Rosy L. Bornhausen. Se alguém me perguntar quem foi minha maior influência profissional, esse é o nome que eu darei. Rosy não era cozinheira profissional, nem profissionalizada em coisa nenhuma até onde eu saiba, mas ela escreveu um livro que semeou na minha vida o gérmen do que viria a ser minha relação com comida, o cerne do meu sentir profissional.
Meu pai que era absolutamente sovina para tudo relacionado a consumo abria uma generosa excessão para livros, sorte a minha que podia ir até a Bienal do Livro e trazer pra casa uma mini montanha de títulos. Em uma dessas ocasiões, eu trouxe o livro da Rosy com a intenção de presenteá-lo a minha mãe, até dedicatória eu escrevi mas o livro nunca deixou a cabeceira da minha cama.
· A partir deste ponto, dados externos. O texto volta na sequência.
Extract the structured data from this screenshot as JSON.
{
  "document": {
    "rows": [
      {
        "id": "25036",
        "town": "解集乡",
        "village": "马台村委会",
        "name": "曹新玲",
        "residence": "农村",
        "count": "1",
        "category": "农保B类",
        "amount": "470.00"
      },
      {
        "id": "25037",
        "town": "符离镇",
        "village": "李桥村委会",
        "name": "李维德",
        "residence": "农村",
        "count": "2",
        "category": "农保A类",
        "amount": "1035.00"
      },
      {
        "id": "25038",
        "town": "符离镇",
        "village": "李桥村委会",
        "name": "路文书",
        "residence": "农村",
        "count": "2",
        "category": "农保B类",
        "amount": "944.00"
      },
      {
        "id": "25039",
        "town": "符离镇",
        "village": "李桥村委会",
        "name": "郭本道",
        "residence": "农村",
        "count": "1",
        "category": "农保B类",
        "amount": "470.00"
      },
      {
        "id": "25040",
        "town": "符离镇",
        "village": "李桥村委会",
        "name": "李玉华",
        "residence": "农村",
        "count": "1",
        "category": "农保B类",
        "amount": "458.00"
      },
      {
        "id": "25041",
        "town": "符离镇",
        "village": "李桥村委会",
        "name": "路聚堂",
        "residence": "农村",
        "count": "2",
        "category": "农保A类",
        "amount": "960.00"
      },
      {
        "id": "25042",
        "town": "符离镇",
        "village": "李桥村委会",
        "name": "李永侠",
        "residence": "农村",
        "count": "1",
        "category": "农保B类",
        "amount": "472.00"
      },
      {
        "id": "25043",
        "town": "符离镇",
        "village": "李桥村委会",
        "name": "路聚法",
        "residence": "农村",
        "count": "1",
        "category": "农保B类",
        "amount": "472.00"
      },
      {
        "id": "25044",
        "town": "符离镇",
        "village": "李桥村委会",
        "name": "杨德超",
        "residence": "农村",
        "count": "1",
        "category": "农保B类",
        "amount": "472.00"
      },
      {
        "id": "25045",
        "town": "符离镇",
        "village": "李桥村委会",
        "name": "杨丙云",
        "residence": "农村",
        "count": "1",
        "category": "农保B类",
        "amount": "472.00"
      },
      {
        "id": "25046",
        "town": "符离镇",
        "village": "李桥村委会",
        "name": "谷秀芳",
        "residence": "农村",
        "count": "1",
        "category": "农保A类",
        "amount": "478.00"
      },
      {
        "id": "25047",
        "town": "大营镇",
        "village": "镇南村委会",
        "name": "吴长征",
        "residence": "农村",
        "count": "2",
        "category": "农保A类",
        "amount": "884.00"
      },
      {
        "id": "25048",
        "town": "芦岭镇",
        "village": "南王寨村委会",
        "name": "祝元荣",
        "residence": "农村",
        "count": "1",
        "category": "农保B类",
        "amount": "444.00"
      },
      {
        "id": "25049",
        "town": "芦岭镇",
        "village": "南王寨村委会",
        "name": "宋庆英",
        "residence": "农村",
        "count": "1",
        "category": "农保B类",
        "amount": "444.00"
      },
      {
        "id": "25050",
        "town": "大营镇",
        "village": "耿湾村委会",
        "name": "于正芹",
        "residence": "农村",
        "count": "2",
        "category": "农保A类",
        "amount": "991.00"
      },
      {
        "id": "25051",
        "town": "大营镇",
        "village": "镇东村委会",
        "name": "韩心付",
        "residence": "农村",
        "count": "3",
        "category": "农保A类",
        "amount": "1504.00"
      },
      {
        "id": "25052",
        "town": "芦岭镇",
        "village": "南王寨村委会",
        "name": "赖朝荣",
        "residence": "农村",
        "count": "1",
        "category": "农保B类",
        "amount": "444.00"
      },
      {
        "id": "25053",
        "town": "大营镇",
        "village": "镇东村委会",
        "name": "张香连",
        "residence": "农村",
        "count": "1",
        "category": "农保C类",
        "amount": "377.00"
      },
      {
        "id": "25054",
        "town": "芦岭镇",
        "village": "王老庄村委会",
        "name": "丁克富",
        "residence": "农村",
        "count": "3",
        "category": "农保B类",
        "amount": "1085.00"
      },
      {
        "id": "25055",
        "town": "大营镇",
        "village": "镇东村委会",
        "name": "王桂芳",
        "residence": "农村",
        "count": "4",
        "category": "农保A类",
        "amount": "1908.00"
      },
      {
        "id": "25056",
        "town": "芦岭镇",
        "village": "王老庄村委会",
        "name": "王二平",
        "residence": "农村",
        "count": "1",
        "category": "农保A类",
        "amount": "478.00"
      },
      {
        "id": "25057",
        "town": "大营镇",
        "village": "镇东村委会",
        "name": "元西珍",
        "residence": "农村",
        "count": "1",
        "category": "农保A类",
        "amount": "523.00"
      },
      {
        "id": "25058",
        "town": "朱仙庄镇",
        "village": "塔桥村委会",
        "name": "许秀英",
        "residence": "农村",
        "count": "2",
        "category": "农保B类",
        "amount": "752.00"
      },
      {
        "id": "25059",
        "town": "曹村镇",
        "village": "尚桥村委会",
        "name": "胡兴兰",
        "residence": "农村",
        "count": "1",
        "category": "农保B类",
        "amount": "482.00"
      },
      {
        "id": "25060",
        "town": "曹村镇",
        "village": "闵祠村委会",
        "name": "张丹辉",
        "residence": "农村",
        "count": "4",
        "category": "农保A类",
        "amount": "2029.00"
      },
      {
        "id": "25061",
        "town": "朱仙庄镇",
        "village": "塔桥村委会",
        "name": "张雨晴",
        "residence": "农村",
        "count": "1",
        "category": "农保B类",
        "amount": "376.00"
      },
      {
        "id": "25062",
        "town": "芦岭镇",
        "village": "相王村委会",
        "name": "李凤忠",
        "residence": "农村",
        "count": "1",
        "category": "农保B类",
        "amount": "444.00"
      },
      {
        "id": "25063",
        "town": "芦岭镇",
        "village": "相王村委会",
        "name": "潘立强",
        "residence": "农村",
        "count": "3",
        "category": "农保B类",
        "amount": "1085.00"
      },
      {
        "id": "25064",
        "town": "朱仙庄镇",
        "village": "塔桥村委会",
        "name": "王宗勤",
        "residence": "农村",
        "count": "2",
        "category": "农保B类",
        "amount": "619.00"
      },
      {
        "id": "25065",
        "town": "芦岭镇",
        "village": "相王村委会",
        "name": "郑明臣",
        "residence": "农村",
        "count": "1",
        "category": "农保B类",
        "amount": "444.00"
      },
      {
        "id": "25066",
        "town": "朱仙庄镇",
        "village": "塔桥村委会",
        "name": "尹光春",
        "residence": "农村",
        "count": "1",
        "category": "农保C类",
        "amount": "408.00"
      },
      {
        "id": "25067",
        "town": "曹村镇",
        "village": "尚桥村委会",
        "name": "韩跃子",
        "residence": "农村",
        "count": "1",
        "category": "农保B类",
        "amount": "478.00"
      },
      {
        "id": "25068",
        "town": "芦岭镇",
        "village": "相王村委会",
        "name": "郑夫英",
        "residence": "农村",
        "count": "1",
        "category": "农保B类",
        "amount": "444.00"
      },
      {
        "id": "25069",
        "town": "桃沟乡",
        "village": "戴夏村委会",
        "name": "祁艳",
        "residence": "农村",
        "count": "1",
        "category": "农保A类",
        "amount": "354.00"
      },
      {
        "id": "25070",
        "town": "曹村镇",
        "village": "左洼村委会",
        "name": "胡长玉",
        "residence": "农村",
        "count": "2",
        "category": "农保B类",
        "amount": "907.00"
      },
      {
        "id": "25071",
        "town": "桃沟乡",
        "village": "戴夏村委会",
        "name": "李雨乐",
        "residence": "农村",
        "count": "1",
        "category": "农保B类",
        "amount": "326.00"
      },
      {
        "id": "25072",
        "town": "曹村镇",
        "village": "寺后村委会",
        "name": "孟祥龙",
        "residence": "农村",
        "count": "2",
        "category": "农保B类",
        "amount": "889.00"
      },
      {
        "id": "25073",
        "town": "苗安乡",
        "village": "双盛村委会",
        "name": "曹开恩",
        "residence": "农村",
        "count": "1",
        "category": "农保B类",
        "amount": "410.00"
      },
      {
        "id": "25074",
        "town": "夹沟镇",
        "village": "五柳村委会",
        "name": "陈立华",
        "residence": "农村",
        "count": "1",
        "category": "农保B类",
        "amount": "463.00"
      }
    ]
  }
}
Ervas do Sítio era um livro adorável para uma menina de 12 anos que morava em um sítio, tinha ervas ali à disposição, recheado com as amáveis ilustrações da Maria Eugenia Longo Cabello (olha esse nome que incrível). Para uma menina que não tinha internet nem vizinhos para brincar, achar algo para gastar seu tempo era essencial, e no meu caso, eram os livros e revistas que guardavam o tesouro de um mundo novo, um mundo que fosse acessível desde o isolamento da fazenda, que fosse possível desvendar com os materiais que eu encontrasse ali. As revistas de cozinha da minha mãe eram sempre uma porta interessante, mas para realizar as receitas muitas vezes eu não encontrava os ingredientes na despensa e o tempo do fazer era frustrado e subjugado à próxima ida ao supermercado.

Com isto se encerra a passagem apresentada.